Le Retail promet aussi de grands bouleversements sur l’ensemble de la supplychain. Il est nécessaire de repenser le chemin de l’aliment depuis le champ ou la ferme jusqu’à la bouche du consommateur. C’est ce que l’on appelle chez nous le A to C, from Agriculture to Consumer. Le gâchis alimentaire est aussi un sujet important, puisque près de 30% des fruits et légumes finissent à la poubelle, que ce soit dans les étapes logistiques, chez les distributeurs ou à la maison. Pour apporter des produits plus frais au consommateur, l’une des pistes est de poursuivre la pousse du végétal pendant le trajet de livraison. Il est certain qu’une plante sans ses racines se flétrit et s’abime plus vite, alors pourquoi ne pas conserver les racines des salades, par exemple, jusqu’à la consommation ? Une salade qui a encore ses racines se conserve 3 semaines de plus ! Les nouveaux modes de distribution doivent raccourcir et rendre utile le trajet des aliments, ainsi ils garantiront un meilleur revenu aux agriculteurs et une plus grande fraîcheur au consommateur.
La traçabilité est aussi une grande préoccupation des consommateurs. Demain, on peut imaginer par exemple des petits appareils que l’on passera sur les fruits et légumes, et qui nous délivreront un ensemble d’information comme le taux de vitamine, la qualité nutritionnelle, les phytosanitaires présents sur le produit…
Enfin, la couche Digital Market permet de développer les circuits courts grâce au digital, mais au-delà, de réfléchir à comment informer les agriculteurs des tendances et des attentes des clients. Qu’est ce que le consommateur accepte, de quoi a-t-il envie en termes de goût, de praticité, de nouveaux produits ? Il est important que les agriculteurs puissent facilement accéder aux informations pertinentes pour faire évoluer leurs productions et leurs pratiques. Nous travaillons en ce sens sur le développement d’une place d’échanges où le consommateur pourra discuter avec l’agriculteur de ses attentes d’aujourd’hui et de demain, en termes de goût, de coût, de modes de consommation. Dans d’autres univers on appelle cela la co-création, pour nous c’est donner du sens à la relation entre consommation et production agricole, en donnant libre accès aux études consommateurs à chaque agriculteur en l’aidant à interpréter les tendances de fond.
Avec InVivo Food&Tech, nous souhaitons expérimenter, entre autres, ces différentes pistes. L’objectif étant de faire la preuve du business avant de transférer les projets aux métiers du groupe.
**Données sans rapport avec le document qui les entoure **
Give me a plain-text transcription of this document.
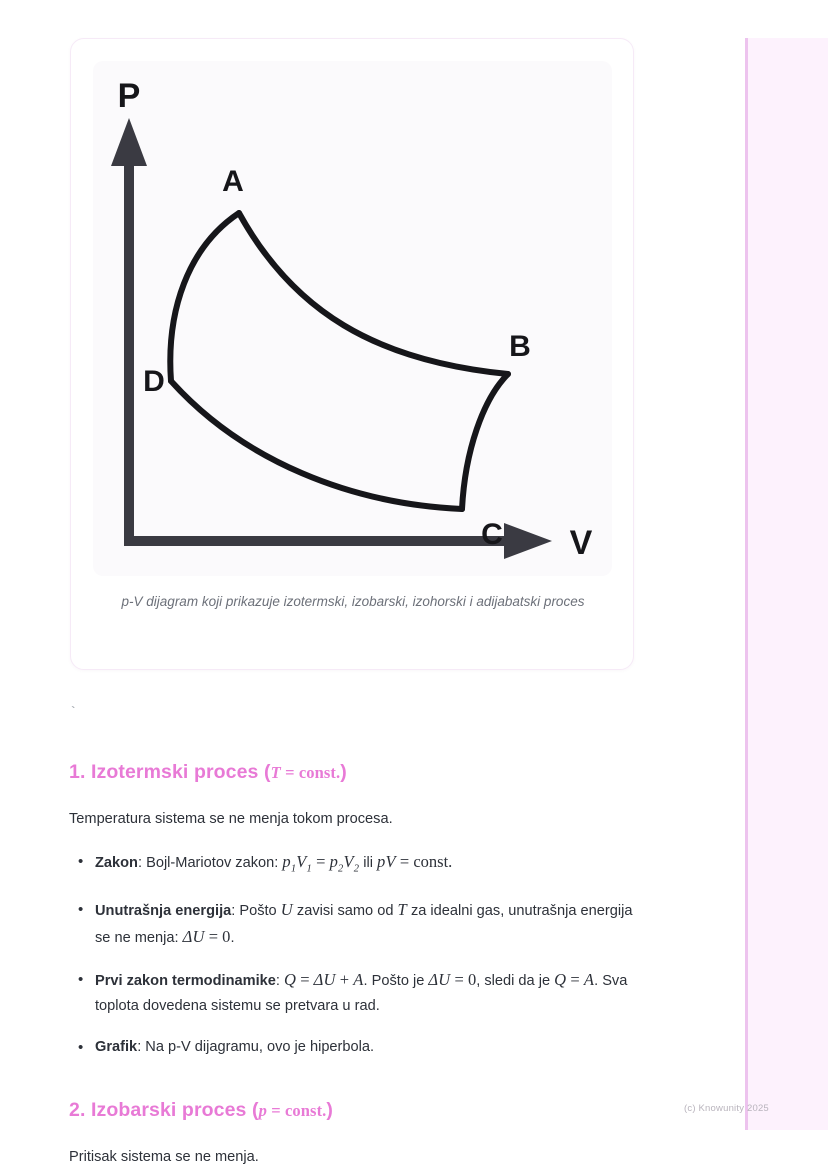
P
V
A
B
C
D
p-V dijagram koji prikazuje izotermski, izobarski, izohorski i adijabatski proces
`
1. Izotermski proces (T = const.)

Temperatura sistema se ne menja tokom procesa.

• Zakon: Bojl-Mariotov zakon: $p_1V_1 = p_2V_2$ ili pV = const.
• Unutrašnja energija: Pošto U zavisi samo od T za idealni gas, unutrašnja energija se ne menja: ΔU = 0.
• Prvi zakon termodinamike: Q = ΔU + A. Pošto je ΔU = 0, sledi da je Q = A. Sva toplota dovedena sistemu se pretvara u rad.
• Grafik: Na p-V dijagramu, ovo je hiperbola.
2. Izobarski proces (p = const.)

Pritisak sistema se ne menja.

(c) Knowunity 2025
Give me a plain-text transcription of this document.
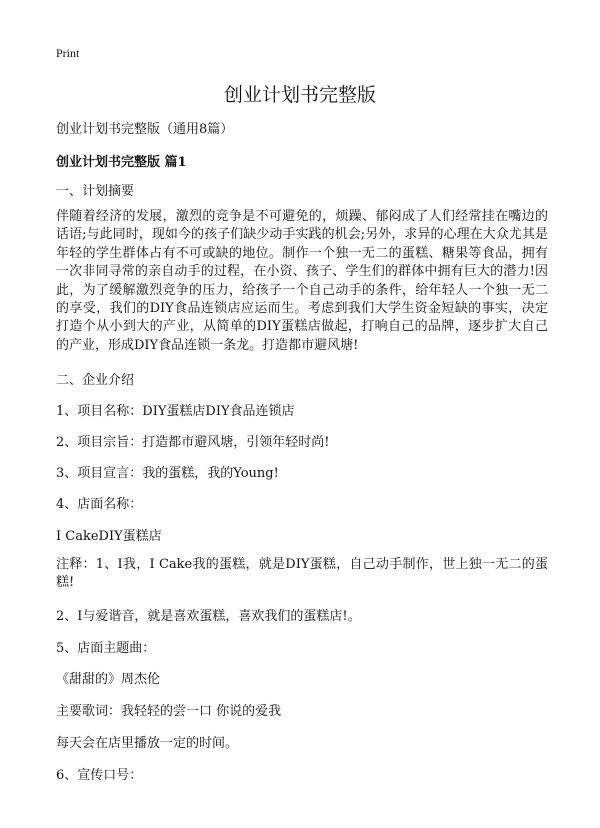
Print
创业计划书完整版
创业计划书完整版（通用8篇）
创业计划书完整版 篇1
一、计划摘要
伴随着经济的发展，激烈的竞争是不可避免的，烦躁、郁闷成了人们经常挂在嘴边的话语;与此同时，现如今的孩子们缺少动手实践的机会;另外，求异的心理在大众尤其是年轻的学生群体占有不可或缺的地位。制作一个独一无二的蛋糕、糖果等食品，拥有一次非同寻常的亲自动手的过程，在小资、孩子、学生们的群体中拥有巨大的潜力!因此，为了缓解激烈竞争的压力，给孩子一个自己动手的条件，给年轻人一个独一无二的享受，我们的DIY食品连锁店应运而生。考虑到我们大学生资金短缺的事实，决定打造个从小到大的产业，从简单的DIY蛋糕店做起，打响自己的品牌，逐步扩大自己的产业，形成DIY食品连锁一条龙。打造都市避风塘!
二、企业介绍
1、项目名称：DIY蛋糕店DIY食品连锁店
2、项目宗旨：打造都市避风塘，引领年轻时尚!
3、项目宣言：我的蛋糕，我的Young!
4、店面名称：
I CakeDIY蛋糕店
注释：1、I我，I Cake我的蛋糕，就是DIY蛋糕，自己动手制作，世上独一无二的蛋糕!
2、I与爱谐音，就是喜欢蛋糕，喜欢我们的蛋糕店!。
5、店面主题曲：
《甜甜的》周杰伦
主要歌词：我轻轻的尝一口 你说的爱我
每天会在店里播放一定的时间。
6、宣传口号：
Pour mener ces innovations, nous souhaitons intégrer au maximum les entreprises et les startups existantes de l’agriculture et de la foodtech.
Alors justement, parlons des startups ! Beaucoup d’acteurs se positionnent sur les startups et pourtant peu d’entre eux leur apportent vraiment de la valeur….
Si notre fond d’investissement InVivo Invest est assez récent, il s’avère que nous travaillons déjà avec des startups depuis plusieurs années et que le groupe a déjà procédé au rachat de la startup SMAG par exemple.
Nous devons nous adapter aux besoins des startups et de ne pas leur imposer de rentrer dans des cases précises !
Pour les investissements déjà opérés auprès des startups « Il était un fruit » et « 10-vins », le groupe les accompagne au-delà de l’aspect financier, notamment au niveau commercial et marketing. Nous avons par exemple ouvert nos réseaux de distribution à « Il était un Fruit » et l’avons accompagné dans son plan marketing et commercial. Concernant 10-vins, nous les avons encouragé à retravailler les priorités de leur stratégie marketing, en adressant les CHR haut de gamme dans un premier temps, pour toucher plus facilement par ricochet leur cœur de cible BtoC.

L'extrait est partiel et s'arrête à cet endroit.